In the past several decades, Tuscan wines have become some of the world’s most sought after. The growing regions of of Bolgheri and Montalcino, especially, enchant wine aficionados with the robust character and flavor of their wines. Though they can be pretty pricey, these local varietals are almost always worth the pain in the wallet.
When I first tasted Brunello di Montalcino, this region’s famous varietal, 30 years ago, I thought, “Oh, sweet mystery of life, at last I’ve found you!” The enchanting red, made only in Montalcino and only with 100 percent Sangiovese grapes, was also once described by wine guru James Suckling as “wonderfully perfumed and majestically refined.”
This beautiful, coastal region south of Pisa is best known for the stellar success (and astronomical prices) of its Ornellaia and Sassicaia varietals. Barely 30 years old, these “Super Tuscans” are modeled on Bordeaux blends; most are made with Merlot, Cabernet and, Syrah grapes, and are known for their marvelous perfume as well as flavors. They’re über trendy—and justifiably so.
The oldest and most respected part of the much larger Chianti region, this series of hills lies between Florence and Siena. The wines produced here are made mostly of Sangiovese grapes, and are known for being approachable and pairing easily with food. The wine estates include some of the most beautiful and imposing villas in Tuscany.

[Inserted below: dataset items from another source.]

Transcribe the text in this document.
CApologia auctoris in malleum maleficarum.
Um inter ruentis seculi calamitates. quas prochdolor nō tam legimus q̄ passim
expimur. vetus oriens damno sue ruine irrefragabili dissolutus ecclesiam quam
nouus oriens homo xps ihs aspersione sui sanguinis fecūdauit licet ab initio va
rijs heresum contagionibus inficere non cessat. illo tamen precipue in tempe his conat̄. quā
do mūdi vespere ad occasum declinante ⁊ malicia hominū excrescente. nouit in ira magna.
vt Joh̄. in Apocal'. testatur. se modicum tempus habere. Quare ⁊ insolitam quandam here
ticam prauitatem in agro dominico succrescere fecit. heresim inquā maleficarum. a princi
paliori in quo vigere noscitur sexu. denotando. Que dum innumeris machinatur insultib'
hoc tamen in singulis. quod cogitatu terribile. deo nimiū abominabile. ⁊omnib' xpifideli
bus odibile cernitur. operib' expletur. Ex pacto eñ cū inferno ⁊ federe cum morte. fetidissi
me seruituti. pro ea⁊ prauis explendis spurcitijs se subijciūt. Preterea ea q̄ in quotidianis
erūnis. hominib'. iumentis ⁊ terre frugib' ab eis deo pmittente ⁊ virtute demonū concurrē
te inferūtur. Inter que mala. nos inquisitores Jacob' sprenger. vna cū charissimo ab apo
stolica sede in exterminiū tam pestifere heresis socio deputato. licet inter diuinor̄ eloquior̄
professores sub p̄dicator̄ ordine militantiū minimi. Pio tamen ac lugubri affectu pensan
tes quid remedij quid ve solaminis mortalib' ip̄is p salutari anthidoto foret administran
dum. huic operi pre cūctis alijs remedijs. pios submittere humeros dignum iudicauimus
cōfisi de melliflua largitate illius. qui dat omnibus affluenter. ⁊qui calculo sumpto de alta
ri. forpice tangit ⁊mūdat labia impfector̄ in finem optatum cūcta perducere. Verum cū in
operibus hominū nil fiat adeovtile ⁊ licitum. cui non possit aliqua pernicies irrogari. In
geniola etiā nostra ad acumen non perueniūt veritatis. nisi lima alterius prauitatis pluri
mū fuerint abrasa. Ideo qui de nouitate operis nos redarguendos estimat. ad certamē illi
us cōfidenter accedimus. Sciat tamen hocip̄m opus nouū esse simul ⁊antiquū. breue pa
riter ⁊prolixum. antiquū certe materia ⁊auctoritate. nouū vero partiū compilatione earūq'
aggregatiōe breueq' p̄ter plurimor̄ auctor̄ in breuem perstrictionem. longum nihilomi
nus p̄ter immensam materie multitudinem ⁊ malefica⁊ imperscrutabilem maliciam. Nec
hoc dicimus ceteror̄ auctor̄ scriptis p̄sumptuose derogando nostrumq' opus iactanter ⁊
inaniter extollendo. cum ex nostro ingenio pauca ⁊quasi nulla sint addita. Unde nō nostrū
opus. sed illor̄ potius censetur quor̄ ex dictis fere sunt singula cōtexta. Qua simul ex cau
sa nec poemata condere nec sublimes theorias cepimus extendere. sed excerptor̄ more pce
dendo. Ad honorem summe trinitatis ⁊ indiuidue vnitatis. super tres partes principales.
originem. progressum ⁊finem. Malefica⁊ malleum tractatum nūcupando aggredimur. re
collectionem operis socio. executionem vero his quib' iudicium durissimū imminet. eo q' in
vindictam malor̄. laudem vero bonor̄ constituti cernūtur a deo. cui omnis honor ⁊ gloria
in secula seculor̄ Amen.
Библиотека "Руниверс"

Grown mostly in clay, the Sangiovese grapes of this medieval hill town yield a robust, signature wine—Vino Nobile di Montepulciano—that’s perfect with roast meats and venison. The winemaking tradition here goes back 1,000 years; the town itself is fabled, and the views from it are mesmerizing. Could there be any better reasons to visit?
Isola del Giglio
One of Tuscany’s true hidden treasures, this stupendous granite island off the Tuscan coast is home to just a handful of wine growers. They produce literally only a few barrels each year of amazingly flavored, amber-white wine made of Ansonica grapes. Few bottles ever leave the island, so to taste it, you’ll have to visit and try it with the superb local seafood. Tell no one.